Cependant, on ne peut pas concevoir le passage à une autre société sans un moment complexe d’inversion de la domination et par conséquent de renforcement de certains rapports sociaux. Enfin, il n’est pas concevable qu’une humanité comptant six milliards d’individus, ou plus, se transforme en une communauté fondée exclusivement sur des relations personnelles entre individus. La lutte pour l’abolition du capitalisme ne peut pas aboutir à une société mondiale sans élite ni clivages. Les choix concernant l’humanité toute entière, ou même des ensembles plus étroits, ne peuvent être faits que sous la forme d’une démocratie représentative et certainement pas d’une démocratie directe mondiale (quelques soient les potentialités des nouvelles technologies). Ajoutons à ces raisons qu’il n’est pas souhaitable que disparaisse la diversité des cultures, des formes artistiques, des langues et des talents. La libération individuelle ne peut pas aboutir à l’uniformisation.

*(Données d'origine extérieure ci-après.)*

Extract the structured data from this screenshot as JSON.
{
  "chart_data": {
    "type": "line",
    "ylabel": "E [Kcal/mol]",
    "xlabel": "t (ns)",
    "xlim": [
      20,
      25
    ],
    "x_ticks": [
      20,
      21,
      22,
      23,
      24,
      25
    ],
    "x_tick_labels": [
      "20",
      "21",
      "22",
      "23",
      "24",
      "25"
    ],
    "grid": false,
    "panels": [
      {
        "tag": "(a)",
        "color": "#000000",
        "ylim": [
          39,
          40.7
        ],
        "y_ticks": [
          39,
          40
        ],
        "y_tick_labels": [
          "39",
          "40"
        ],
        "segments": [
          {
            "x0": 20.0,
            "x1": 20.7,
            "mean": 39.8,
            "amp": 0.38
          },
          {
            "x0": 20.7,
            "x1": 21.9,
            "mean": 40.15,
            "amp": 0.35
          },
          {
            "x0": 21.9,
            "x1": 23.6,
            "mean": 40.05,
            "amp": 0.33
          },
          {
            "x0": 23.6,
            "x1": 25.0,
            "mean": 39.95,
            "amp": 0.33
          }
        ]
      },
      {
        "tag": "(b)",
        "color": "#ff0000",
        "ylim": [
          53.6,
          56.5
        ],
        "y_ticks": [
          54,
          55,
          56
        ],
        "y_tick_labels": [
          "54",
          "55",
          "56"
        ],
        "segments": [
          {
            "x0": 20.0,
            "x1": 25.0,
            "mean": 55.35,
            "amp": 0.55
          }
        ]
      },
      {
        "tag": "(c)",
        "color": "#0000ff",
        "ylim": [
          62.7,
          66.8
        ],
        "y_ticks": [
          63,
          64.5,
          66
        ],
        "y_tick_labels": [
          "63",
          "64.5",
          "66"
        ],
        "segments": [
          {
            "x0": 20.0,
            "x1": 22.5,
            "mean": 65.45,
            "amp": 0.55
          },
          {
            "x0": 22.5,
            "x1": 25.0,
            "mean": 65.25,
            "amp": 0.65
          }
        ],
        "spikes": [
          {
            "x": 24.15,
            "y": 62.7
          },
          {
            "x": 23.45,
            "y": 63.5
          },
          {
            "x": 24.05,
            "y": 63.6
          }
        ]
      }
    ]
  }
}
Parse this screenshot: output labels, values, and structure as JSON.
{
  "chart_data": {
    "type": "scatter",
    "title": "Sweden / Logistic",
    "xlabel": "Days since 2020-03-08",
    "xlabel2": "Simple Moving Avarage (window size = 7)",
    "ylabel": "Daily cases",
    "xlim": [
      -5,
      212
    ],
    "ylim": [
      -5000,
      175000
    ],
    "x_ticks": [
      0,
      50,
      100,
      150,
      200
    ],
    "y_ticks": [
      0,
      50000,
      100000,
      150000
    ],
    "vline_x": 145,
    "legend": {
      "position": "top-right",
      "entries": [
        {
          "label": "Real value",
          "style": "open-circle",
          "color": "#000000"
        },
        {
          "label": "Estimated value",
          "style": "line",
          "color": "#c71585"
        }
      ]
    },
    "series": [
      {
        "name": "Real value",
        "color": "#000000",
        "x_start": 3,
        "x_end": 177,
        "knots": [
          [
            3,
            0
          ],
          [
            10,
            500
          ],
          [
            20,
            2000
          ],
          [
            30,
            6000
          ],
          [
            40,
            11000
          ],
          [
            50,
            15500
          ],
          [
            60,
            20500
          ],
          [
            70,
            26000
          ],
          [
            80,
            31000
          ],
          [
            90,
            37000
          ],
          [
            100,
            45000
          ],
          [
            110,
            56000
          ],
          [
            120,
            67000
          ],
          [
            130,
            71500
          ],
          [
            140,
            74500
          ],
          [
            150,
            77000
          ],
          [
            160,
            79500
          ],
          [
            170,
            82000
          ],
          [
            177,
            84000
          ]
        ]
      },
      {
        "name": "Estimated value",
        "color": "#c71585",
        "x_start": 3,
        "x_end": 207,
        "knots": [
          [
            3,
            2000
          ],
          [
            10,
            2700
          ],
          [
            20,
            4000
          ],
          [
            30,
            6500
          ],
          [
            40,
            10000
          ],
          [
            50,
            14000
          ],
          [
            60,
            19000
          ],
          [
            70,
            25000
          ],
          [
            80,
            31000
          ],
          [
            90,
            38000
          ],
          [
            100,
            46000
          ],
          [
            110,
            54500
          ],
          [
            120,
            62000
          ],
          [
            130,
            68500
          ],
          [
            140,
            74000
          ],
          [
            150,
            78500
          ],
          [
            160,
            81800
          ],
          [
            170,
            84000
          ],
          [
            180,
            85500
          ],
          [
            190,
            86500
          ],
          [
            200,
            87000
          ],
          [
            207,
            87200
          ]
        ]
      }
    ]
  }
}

La suppression des rapports sociaux de classe fondés sur la propriété n’est pas la suppression de toute forme de rapports sociaux. Elle est un véritable saut historique consistant en un dépassement des conflictualités les plus aigües et les plus clivantes qui restituera à l’homme la maitrise de son essence. L’apaisement des conflictualités de classes est la condition pour que soient possible des rapports d’émulation, apaisés et égalitaires qui réaliseront pratiquement les droits fondamentaux mais elle laissera subsister au moins une division de l’humanité qui était déjà présente avant son apparition : la différence des sexes.

Une nouvelle série peut donc déjà s’annoncer : elle aura pour objet le rapport social de sexe, son histoire, ses spécificités, son devenir.